MOLECULAR BASIS OF ANTIGENIC VARIATION ON MALARIA

疟疾抗原变异的分子基础

• 批准号: 8357390
• 负责人: MARY R GALINSKI
• 金额: $ 4.12万
• 依托单位: EMORY UNIVERSITY
• 依托单位国家: 美国
• 财政年份: 2011
• 资助国家: 美国
• 起止时间: 2011-08-01 至 2012-04-30
• 项目状态: 已结题
• 来源: https://reporter.nih.gov/project-details/8357390
• 关键词: Agglutination; Antibodies; Antigenic Variation; Antigens; Attention; Bioinformatics; Biological Testing; Blood; Cells; Chronic; Collaborations; Data; Event; Funding; Gene Expression; Gene Proteins; Generations; Genetic; Genome; Grant; Immune response; In Vitro; Infection; Macaca mulatta; Malaria; Modeling; Molecular; National Center for Research Resources; Phenotype; Plasmodium; Primates; Principal Investigator; Proteins; Publishing; Reagent; Reporting; Research; Research Infrastructure; Resources; Source; United States National Institutes of Health; Variant; base; cost; follow-up; genome database; in vivo; prototype; research study; tool; trafficking

This subproject is one of many research subprojects utilizing the resources provided by a Center grant funded by NIH/NCRR. Primary support for the subproject and the subproject's principal investigator may have been provided by other sources, including other NIH sources. The Total Cost listed for the subproject likely represents the estimated amount of Center infrastructure utilized by the subproject, not direct funding provided by the NCRR grant to the subproject or subproject staff. The objectives of this research are focused on the molecular mechanisms that govern variant antigen gene expression in Plasmodium. Antigenic variation is a fundamental adaptation to evade a host protective immune response and is one of the major factors contributing to the establishment of chronic blood infections. The classic P. knowlesi-rhesus monkey model is amenable to both in vitro and in vivo studies and unique stable clones of the P. knowlesi H strain expressing distinct SICA (Schizont Infected Cell Agglutination) variant antigen phenotypes after induced sequential switchings can be maintained after numerous in vivo passages (60 generations) in naive rhesus monkeys. These isogenic clonal lines provide a special tool for studies of the cellular and genetic mechanisms underlying clonal antigenic variation. This year, we performed several new in vivo switch experiments and characterized the new switched SICA phenotypes using LC-MS/MS, bioinformatic tools and molecular biological tests. Several approaches were also undertaken to generate specific antibodies to defined SICA proteins and use these reagents in experiments relating to trafficking of the SICA proteins and switch events. We also established new collaborations with the Sanger Center in the UK to perform NextGen and RNAseq experiments to refine the P. knowlesi genome database. This was much welcomed as a follow-up to a report we published on the redefined SICAvar prototype gene and protein, which emphasizes the need for further attention on the closure of the Pk genome data.
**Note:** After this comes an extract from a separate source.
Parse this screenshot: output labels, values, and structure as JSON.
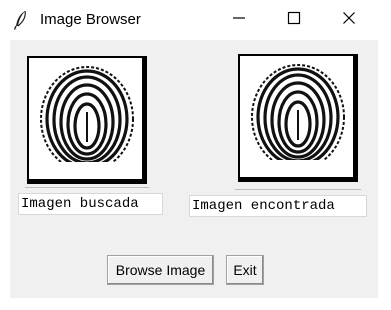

这个子项目是许多利用资源的研究子项目之一 由NIH/NCRR资助的中心拨款提供。子项目的主要支持 而子项目的主要调查员可能是由其他来源提供的， 包括其它NIH来源。 列出的子项目总成本可能 代表子项目使用的中心基础设施的估计数量， 而不是由NCRR赠款提供给子项目或子项目工作人员的直接资金。 本研究的目的是集中在疟原虫变异抗原基因表达的分子机制。抗原变异是逃避宿主保护性免疫应答的基本适应，并且是促成慢性血液感染建立的主要因素之一。经典的诺氏疟原虫-恒河猴模型适用于体外和体内研究，并且在诱导的顺序转换后表达不同SICA（裂殖体感染细胞凝集）变体抗原表型的诺氏疟原虫H株的独特稳定克隆可以在幼稚恒河猴中多次体内传代（60代）后保持。这些同基因克隆系为研究克隆抗原变异的细胞和遗传机制提供了一个特殊的工具。今年，我们进行了几项新的体内转换实验，并使用LC-MS/MS，生物信息学工具和分子生物学测试表征了新的转换SICA表型。还采取了几种方法来产生针对所定义的SICA蛋白的特异性抗体，并在与SICA蛋白的运输和转换事件相关的实验中使用这些试剂。我们还与英国的桑格中心建立了新的合作关系，进行NextGen和RNAseq实验，以完善诺氏疟原虫基因组数据库。这是我们发表的关于重新定义的SICAvar原型基因和蛋白质的报告的后续行动，该报告强调需要进一步关注Pk基因组数据的关闭。